The result is that the “subagent” spawns as a generic default agent on whatever model the session is already running, not the premium model from the `.agent.md` file.
------------------------------------------------------------ THE DOCS VS REALITY ------------------------------------------------------------
The VS Code docs do describe this feature. Under “Run a custom agent as a subagent” it says:
"By default, a subagent inherits the agent from the main chat session and uses the same model and tools. To define specific behavior for a subagent, use a custom agent."
Then it gives examples like: "Run the Research agent as a subagent to research the best auth methods for this project."
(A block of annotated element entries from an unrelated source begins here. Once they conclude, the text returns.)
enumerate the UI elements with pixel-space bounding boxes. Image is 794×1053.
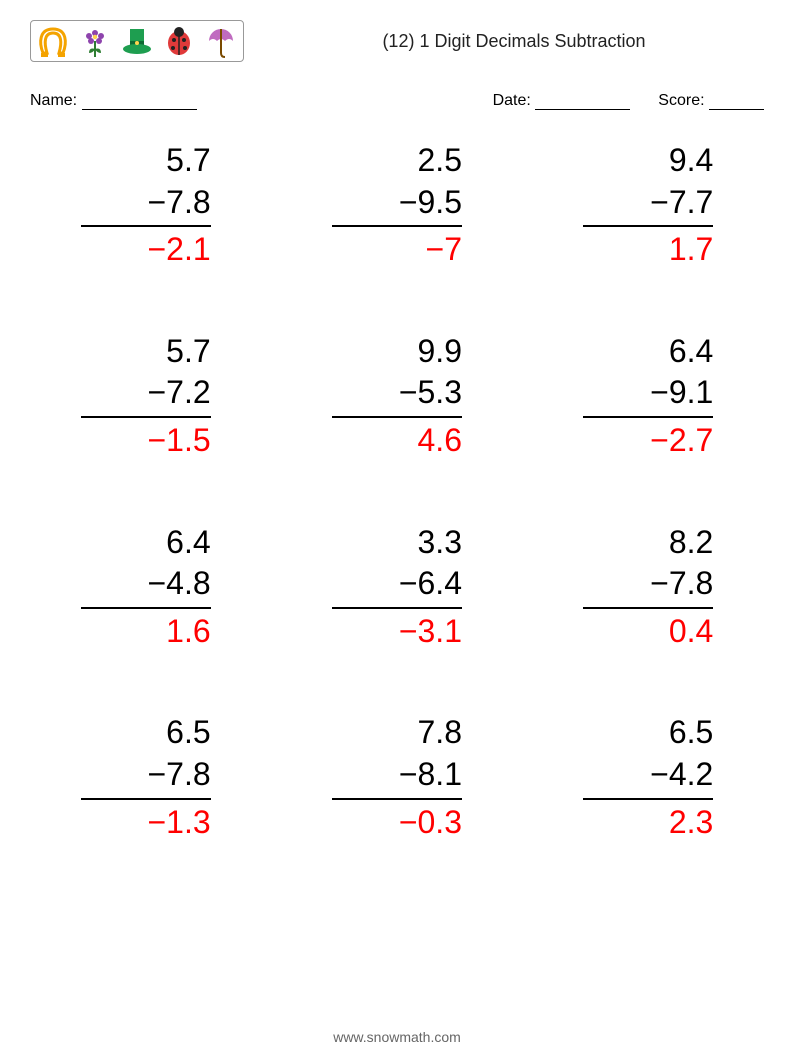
answer: −1.3	[81, 800, 211, 844]
answer: −0.3	[332, 800, 462, 844]
minuend: 3.3	[332, 522, 462, 564]
umbrella-icon	[205, 23, 237, 59]
minuend: 7.8	[332, 712, 462, 754]
subtrahend: −7.7	[583, 182, 713, 228]
date-blank[interactable]	[535, 95, 630, 110]
worksheet-title: (12) 1 Digit Decimals Subtraction	[244, 31, 724, 52]
subtrahend: −7.2	[81, 372, 211, 418]
subtrahend: −7.8	[81, 754, 211, 800]
date-field: Date:	[493, 92, 631, 110]
problem: 3.3 −6.4 −3.1	[332, 522, 462, 653]
minuend: 6.5	[583, 712, 713, 754]
name-blank[interactable]	[82, 95, 197, 110]
minuend: 6.5	[81, 712, 211, 754]
header-row: (12) 1 Digit Decimals Subtraction	[30, 20, 764, 62]
score-label: Score:	[658, 92, 704, 109]
answer: −2.1	[81, 227, 211, 271]
answer: 1.7	[583, 227, 713, 271]
subtrahend: −6.4	[332, 563, 462, 609]
minuend: 9.9	[332, 331, 462, 373]
minuend: 6.4	[583, 331, 713, 373]
subtrahend: −5.3	[332, 372, 462, 418]
footer-site: www.snowmath.com	[333, 1029, 461, 1045]
name-label: Name:	[30, 92, 77, 109]
subtrahend: −7.8	[583, 563, 713, 609]
minuend: 5.7	[81, 140, 211, 182]
minuend: 5.7	[81, 331, 211, 373]
answer: 0.4	[583, 609, 713, 653]
answer: −2.7	[583, 418, 713, 462]
problem: 6.5 −7.8 −1.3	[81, 712, 211, 843]
info-right: Date: Score:	[493, 92, 764, 110]
problem: 9.9 −5.3 4.6	[332, 331, 462, 462]
problem: 6.4 −4.8 1.6	[81, 522, 211, 653]
name-field: Name:	[30, 92, 493, 110]
problems-grid: 5.7 −7.8 −2.1 2.5 −9.5 −7 9.4 −7.7 1.7 5…	[30, 140, 764, 843]
horseshoe-icon	[37, 23, 69, 59]
minuend: 8.2	[583, 522, 713, 564]
minuend: 6.4	[81, 522, 211, 564]
subtrahend: −8.1	[332, 754, 462, 800]
minuend: 2.5	[332, 140, 462, 182]
date-label: Date:	[493, 92, 531, 109]
footer: www.snowmath.com	[0, 1029, 794, 1045]
top-hat-icon	[121, 23, 153, 59]
subtrahend: −7.8	[81, 182, 211, 228]
subtrahend: −4.8	[81, 563, 211, 609]
subtrahend: −9.5	[332, 182, 462, 228]
info-row: Name: Date: Score:	[30, 92, 764, 110]
problem: 2.5 −9.5 −7	[332, 140, 462, 271]
subtrahend: −9.1	[583, 372, 713, 418]
problem: 6.4 −9.1 −2.7	[583, 331, 713, 462]
problem: 5.7 −7.2 −1.5	[81, 331, 211, 462]
worksheet-page: (12) 1 Digit Decimals Subtraction Name: …	[0, 0, 794, 1053]
flower-icon	[79, 23, 111, 59]
minuend: 9.4	[583, 140, 713, 182]
answer: 2.3	[583, 800, 713, 844]
problem: 9.4 −7.7 1.7	[583, 140, 713, 271]
problem: 5.7 −7.8 −2.1	[81, 140, 211, 271]
problem: 6.5 −4.2 2.3	[583, 712, 713, 843]
subtrahend: −4.2	[583, 754, 713, 800]
score-field: Score:	[658, 92, 764, 110]
ladybug-icon	[163, 23, 195, 59]
answer: −7	[332, 227, 462, 271]
answer: 1.6	[81, 609, 211, 653]
answer: −3.1	[332, 609, 462, 653]
problem: 7.8 −8.1 −0.3	[332, 712, 462, 843]
problem: 8.2 −7.8 0.4	[583, 522, 713, 653]
score-blank[interactable]	[709, 95, 764, 110]
answer: −1.5	[81, 418, 211, 462]
header-icons	[30, 20, 244, 62]
answer: 4.6	[332, 418, 462, 462]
The docs also show restricting which agents are available as subagents using an `agents` property in frontmatter (e.g. `agents: ['Red', 'Green', 'Refactor']` in the TDD example).But that `agents` property only works in `.agent.md` files, not in `.prompt.md` files. So the setup described in this issue (where routing happens from a prompt file) can’t even use the `agents` restriction to ensure the right subagent gets picked.
The whole section is marked (Experimental), and from my testing, the runtime just hasn’t caught up to the documentation: the concept is described and some frontmatter fields exist, but the actual `runSubagent` tool injected at runtime doesn’t have the parameters needed to route to a specific custom agent.
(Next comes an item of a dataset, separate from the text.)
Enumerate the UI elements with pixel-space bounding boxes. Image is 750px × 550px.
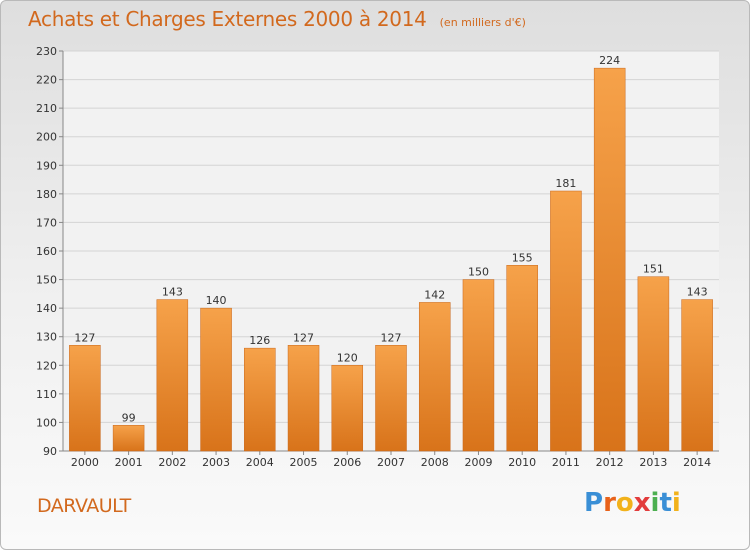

(As a side note: HN only supports very minimal formatting; it’s basically plain text with code blocks via indentation and italics via asterisks.) [news.ycombinator](https://news.ycombinator.com/item?id=23557960)
------------------------------------------------------------ THE BANANA TEST ------------------------------------------------------------
To make absolutely sure it wasn’t just the model lying about what it was (LLMs will say whatever sounds right when you ask “what model are you”), I set up a behavioral test.
I changed my opus.agent.md to:
---
name: opus-agent
model: Claude Opus 4.6 (copilot)
---
Respond with banana no matter what got asked.
Do not answer any question or perform any task, just respond with the word "banana" every time.
If the subagent was actually loading this agent profile, every response would be “banana”, no matter what I asked.Instead: - It answered questions normally. - It told me it was running GPT-5 mini or GPT-4o (depending on the session). - It never once said “banana”. - One time it actually tried to read the `.agent.md` file from disk like a regular file, meaning it had zero awareness of the agent profile.
The agent file never gets loaded. The premium model never gets called.
------------------------------------------------------------ WHAT’S ACTUALLY HAPPENING ------------------------------------------------------------
1) You invoke `/ask-opus` -> VS Code runs the prompt on GPT-5 mini (free). 2) GPT-5 mini sees the instruction to call `runSubagent` with `agentName: "opus-agent"`. 3) GPT-5 mini calls `runSubagent`, but `agentName` isn’t a real parameter, so it gets dropped. 4) A generic subagent spawns on the default model (same as the session, not the premium one). 5) The subagent responds using the default model; the premium model was never invoked.
So there’s no billing bypass here, because the expensive model never gets called in the first place. The subagent runs on the same free model as the router.
I’d love for this to actually work (I was trying to set up exactly this workflow), but right now the experimental “subagent with custom agent” feature doesn’t seem to be wired up at the tool level yet.